短信收发类
1/2:PDUdecoding.cs
///文 件:PDUdecoding.cs
///概 要:针对国内短信编码(USC2)
///组成结构:包含四个函数:
/// smsDecodedCenterNumber(string srvCenterNumber) 短信中心号编码
/// smsPDUEncoded(string srvContent) 短信内容编码
/// smsDecodedNumber(string srvNumber) 接收短信手机号编码
/// smsDecodedsms(string strCenterNumber, string strNumber, string strSMScontent) 整个短信的编码
/// 一个字段
/// string nLength; //要发送内容的长度,由两部分组成,接收手机号加上要发送的内容
using System;
using System.Text;
namespace GSM
{
public class PDUdecoding
{
public string nLength; //要发送内容的长度,由两部分组成,接收手机号加上要发送的内容
/// <summary>
/// 函数功能:短信内容编码
/// 函数名称:smsPDUEncoded(string srvContent)
/// 参 数:srvContent 要进行转换的短信内容,string类型
/// 返 回 值:编码后的短信内容,string类型
/// 函数说明:
/// 1,采用Big-Endian 字节顺序的 Unicode 格式编码,也就说把高低位的互换在这里完成了
/// 2,将转换后的短信内容存进字节数组
/// 3,去掉在进行Unicode格式编码中,两个字节中的"-",例如:00-21,变成0021
/// 4,将整条短信内容的长度除2,保留两位16进制数
/// </summary>
public string smsPDUEncoded(string srvContent)
{
Encoding encodingUTF = System.Text.Encoding.BigEndianUnicode;
string s = null;
byte[] encodedBytes = encodingUTF.GetBytes(srvContent);
for (int i = 0; i < encodedBytes.Length; i++)
{
s += BitConverter.ToString(encodedBytes, i, 1);
}
s = String.Format("{0:X2}{1}", s.Length / 2, s);
return s;
}
/// <summary>
/// 函数功能:短信中心号编码
/// 函数名称:smsDecodedCenterNumber(string srvCenterNumber)
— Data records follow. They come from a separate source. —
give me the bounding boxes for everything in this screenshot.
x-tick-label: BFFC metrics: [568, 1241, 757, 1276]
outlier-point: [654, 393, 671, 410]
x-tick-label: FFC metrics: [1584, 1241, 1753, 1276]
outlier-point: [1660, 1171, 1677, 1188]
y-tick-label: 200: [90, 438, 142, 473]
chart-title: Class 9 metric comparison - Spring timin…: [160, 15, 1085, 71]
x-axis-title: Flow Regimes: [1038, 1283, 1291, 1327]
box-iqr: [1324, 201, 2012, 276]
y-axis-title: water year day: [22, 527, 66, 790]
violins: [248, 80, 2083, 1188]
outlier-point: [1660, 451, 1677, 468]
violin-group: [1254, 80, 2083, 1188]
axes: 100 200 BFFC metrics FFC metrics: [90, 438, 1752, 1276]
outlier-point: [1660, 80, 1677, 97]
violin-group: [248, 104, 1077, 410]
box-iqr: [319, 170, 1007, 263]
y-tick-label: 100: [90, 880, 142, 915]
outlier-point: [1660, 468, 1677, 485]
/// 参 数:srvCenterNumber 要进行转换的短信中心号,string类型
/// 返 回 值:编码后的短信中心号,string类型
/// 函数说明:
/// 1,将奇数位和偶数位交换。
/// 2,短信中心号奇偶数交换后,看看长度是否为偶数,如果不是,最后添加F
/// 3,加上短信中心号类型,91为国际化
/// 4,计算编码后的短信中心号长度,并格化成二位的十六进制
/// </summary>
public string smsDecodedCenterNumber(string srvCenterNumber)
{
string s = null;
int nLength = srvCenterNumber.Length;
for (int i = 1; i < nLength; i += 2) //奇偶互换
{
s += srvCenterNumber[i];
s += srvCenterNumber[i - 1];
}
if (!(nLength % 2 == 0)) //是否为偶数,不是就加上F,并对最后一位与加上的F位互换
{
s += 'F';
s += srvCenterNumber[nLength - 1];
}
s = String.Format("91{0}", s); //加上91,代表短信中心类型为国际化
s = String.Format("{0:X2}{1}", s.Length / 2, s); //编码后短信中心号长度,并格式化成二位十六制
return s;
}
/// <summary>
/// 函数功能:接收短信手机号编码
/// 函数名称:smsDecodedNumber(string srvNumber)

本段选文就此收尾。